In 1909 he became a student at the Faculty of Law of Kazan University. Subject to supervision since 1909 due to party activities.

In 1917, he began working as a justice of the peace in the 2nd Usergan Volost and in the summer of that year he actively became involved in the Bashkir National Movement for the autonomy of Bashkurdistan.

In December 1917, at the Founding III All–Bashkir Kurultay, he was elected Chairman of the Pre–Parliament – Kese–Kurultay and a member of the Bashkir Government.

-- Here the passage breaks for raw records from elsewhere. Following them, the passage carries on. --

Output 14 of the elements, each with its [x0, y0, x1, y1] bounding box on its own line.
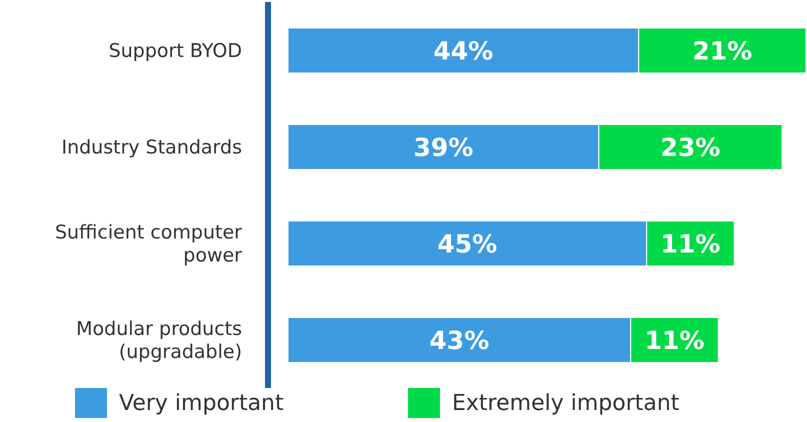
data-label: 44%	[433, 36, 494, 66]
y-tick-label: Modular products (upgradable)	[76, 318, 242, 363]
y-tick-label: Industry Standards	[61, 136, 242, 158]
data-label: 21%	[692, 36, 752, 66]
legend-label: Extremely important	[452, 390, 680, 416]
y-tick-label: Support BYOD	[108, 40, 242, 62]
data-label: 11%	[660, 229, 720, 258]
legend-label: Very important	[119, 390, 284, 416]
y-tick-label: Sufficient computer power	[54, 221, 242, 266]
data-label: 45%	[437, 229, 498, 258]
data-label: 11%	[644, 326, 704, 355]
data-label: 43%	[429, 326, 490, 355]
data-label: 23%	[660, 132, 720, 162]
data-label: 39%	[413, 132, 474, 162]
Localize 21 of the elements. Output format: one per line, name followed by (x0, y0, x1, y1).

At the end of 1917, he was elected as a delegate to the Constituent Assembly from the Bashkir Federalists in the Orenburg Electoral District (List No. 9).

In 1918 he became Chairman of the Bashkir Government.

In 1919, after the formation of the Bashkir Revolutionary Committee, he was included in its composition at the First All–Bashkir Military Congress.

After signing the Agreement with the central Soviet authorities, he was elected People's Commissar of Justice of the Autonomous Bashkir Soviet Republic.

After the May 1920 decree of the All–Russian Central Executive Committee and the Council of People's Commissars of the Russian Socialist Federative Soviet Republic on limiting the rights of the Autonomous Bashkir Soviet Republic and violations of the articles of the Agreements, members of the Bashkir Government submitted their collective resignation. He returned to his previous job as a justice of the peace in the 2nd Userganskaya Volost.

On May 18, 1930, by decision of the troika of the United State Political Administration of the Bashkir Autonomous Socialist Soviet Republic, he was sentenced to 5 years of confinement and sent to the construction of the White Sea–Baltic Canal. After returning, he left to live in Tashkent, where he first worked as a teacher at school, then at a university. In 1938, he was again sentenced on false charges, but to 8 years in prison, and was sent to Kazakhstan, where he died in 1942. Rehabilitated in 1962.